White smoke from Brussels on EMIR refit?

 

 

EMIR (the European Market Infrastructure Regulation) was adopted in 2012 as a response to the financial crisis to better manage and monitor the derivatives and related risks. However, in recent years, the EU Commission carried out an important assessment of EMIR to see whether it would be possible to amend it and to potentially simplify it, while maintaining enough degree of security around financial derivatives. The objective was to amend some provisions to eliminate disproportionate costs and burdens on certain derivative counterparties without compromising global aim of this regulation.

 

On 4th May 2017, the EU Commission proposed a regulation (the so-called “EMIR refit” – Regulatory Fitness and Performance program) to address these issues (e.g. disproportionate compliance costs, transparency, insufficient access to clearing for some counterparties, …).

 

On last February the 5th, the political agreement was eventually reached by the EU parliament and EU State members on an EMIR reform requested by treasurers, among other stakeholders. They propose to exempt small counterparties from clearing obligation.

 

We are still waiting for the outcome. Nevertheless, we have a fair idea of what should be the result. Some of the proposed changes will impact firms and often positively impact the reporting.
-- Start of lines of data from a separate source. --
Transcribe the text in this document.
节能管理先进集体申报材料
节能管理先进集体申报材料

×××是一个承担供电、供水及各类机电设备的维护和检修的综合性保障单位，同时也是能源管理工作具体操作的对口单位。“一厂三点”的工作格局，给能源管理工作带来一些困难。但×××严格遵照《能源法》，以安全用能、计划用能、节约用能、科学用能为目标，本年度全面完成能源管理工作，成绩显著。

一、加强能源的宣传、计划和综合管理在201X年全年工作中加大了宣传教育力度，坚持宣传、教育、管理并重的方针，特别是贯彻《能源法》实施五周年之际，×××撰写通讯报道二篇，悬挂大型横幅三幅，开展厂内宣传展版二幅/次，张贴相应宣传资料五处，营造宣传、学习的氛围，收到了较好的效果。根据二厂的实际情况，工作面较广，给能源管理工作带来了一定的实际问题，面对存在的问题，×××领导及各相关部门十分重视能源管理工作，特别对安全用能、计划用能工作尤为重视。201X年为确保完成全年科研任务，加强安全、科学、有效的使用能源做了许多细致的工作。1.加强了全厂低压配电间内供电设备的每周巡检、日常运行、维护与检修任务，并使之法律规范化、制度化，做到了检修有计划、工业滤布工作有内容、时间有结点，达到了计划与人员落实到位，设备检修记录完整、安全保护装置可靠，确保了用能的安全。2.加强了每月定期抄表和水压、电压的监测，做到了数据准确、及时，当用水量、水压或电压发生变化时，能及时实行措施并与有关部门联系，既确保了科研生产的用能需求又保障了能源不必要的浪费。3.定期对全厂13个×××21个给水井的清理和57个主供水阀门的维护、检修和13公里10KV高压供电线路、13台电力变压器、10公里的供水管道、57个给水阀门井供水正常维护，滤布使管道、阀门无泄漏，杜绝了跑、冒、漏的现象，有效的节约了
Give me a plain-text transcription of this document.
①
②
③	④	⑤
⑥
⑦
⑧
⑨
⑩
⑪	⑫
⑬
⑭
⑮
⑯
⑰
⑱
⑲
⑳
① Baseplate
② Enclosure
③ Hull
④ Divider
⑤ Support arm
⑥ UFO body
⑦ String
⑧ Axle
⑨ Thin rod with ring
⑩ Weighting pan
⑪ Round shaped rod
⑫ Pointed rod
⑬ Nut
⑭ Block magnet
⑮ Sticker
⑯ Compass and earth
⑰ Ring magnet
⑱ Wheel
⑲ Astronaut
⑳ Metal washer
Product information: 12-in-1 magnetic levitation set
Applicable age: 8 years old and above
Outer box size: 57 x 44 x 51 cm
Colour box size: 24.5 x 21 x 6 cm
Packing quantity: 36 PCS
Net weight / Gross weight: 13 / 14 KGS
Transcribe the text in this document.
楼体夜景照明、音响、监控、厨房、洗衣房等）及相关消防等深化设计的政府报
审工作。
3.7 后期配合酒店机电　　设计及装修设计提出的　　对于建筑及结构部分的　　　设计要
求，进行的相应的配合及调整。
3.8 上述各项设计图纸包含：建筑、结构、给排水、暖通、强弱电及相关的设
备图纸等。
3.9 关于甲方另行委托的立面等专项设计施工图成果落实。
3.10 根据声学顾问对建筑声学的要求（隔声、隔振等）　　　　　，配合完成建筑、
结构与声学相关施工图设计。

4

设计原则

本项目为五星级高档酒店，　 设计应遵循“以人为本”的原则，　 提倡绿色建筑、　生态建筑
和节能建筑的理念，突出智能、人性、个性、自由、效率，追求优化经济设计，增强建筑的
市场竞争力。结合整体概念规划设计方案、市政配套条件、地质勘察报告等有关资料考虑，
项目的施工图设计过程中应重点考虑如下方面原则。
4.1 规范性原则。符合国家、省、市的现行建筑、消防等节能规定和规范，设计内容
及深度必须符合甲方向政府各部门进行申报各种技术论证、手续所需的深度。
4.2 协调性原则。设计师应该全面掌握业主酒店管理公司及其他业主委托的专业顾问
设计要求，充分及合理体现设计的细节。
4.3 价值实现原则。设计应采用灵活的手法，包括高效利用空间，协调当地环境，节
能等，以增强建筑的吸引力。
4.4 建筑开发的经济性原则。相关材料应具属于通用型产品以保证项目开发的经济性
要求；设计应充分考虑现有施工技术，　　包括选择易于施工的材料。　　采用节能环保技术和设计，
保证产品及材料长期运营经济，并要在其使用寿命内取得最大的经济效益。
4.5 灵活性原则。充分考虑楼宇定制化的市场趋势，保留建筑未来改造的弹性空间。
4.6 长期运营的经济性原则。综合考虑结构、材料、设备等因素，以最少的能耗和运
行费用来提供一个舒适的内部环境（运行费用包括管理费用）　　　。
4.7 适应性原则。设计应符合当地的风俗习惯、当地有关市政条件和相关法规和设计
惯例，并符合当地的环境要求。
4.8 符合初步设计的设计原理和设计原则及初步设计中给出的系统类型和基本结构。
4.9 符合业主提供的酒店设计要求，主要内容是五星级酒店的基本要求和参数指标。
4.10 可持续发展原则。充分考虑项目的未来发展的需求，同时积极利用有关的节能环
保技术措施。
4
As examples, the end of the front-loading requirement, the useful introduction of a threshold for smaller companies, clearing by NFC’s of the sole asset class(es) for which a breach of threshold has been identified (no tainting rule), end of the back-loading requirement for transactions that were outstanding as of the reporting obligation start, exemption to report intragroup transactions where one of the counterparties is an NFC, FC transacting with a small NFC will report on behalf of both parties for OTC derivatives transactions – FC’s will be mandated and legally liable to report transactions on behalf of both counterparties.

 

We should be pleased by the outcome if it is what we have listed above (although our list of amendments is not comprehensive). It is rather good news for all treasurers, in my opinion. But I encourage all companies to remain cautious. The end of intercompany reporting obligation is a good new. However, some treasurers could be tempted to delegate the reporting to their banks. Who know what banks will do? I remain skeptical on banks agreement to accept such a delegation, for free, despite the risks and the costs for them. The risk is that banks will refuse to report on behalf or at a certain cost. There again, smaller NFC’s will be penalized and potentially charged for these services. Without appearing as a seer or a prophet, I’m not, that’s one of my 2019 predictions. The second one (re. derivatives) is the risk that some banks in a first stage and then all banks active on financial instruments, require (bilateral) collateral (even if not imposed by EMIR Refit). It would be a sort of paradox. Furthermore, FX dealing remains a low margin or even no margin business. If banks play the volume, collateral could help. It could also enable treasurers to reduce increasing costs of hedging, providing they have cash to collateralize during the lifetime of the derivative. It is certainly an option to contemplate.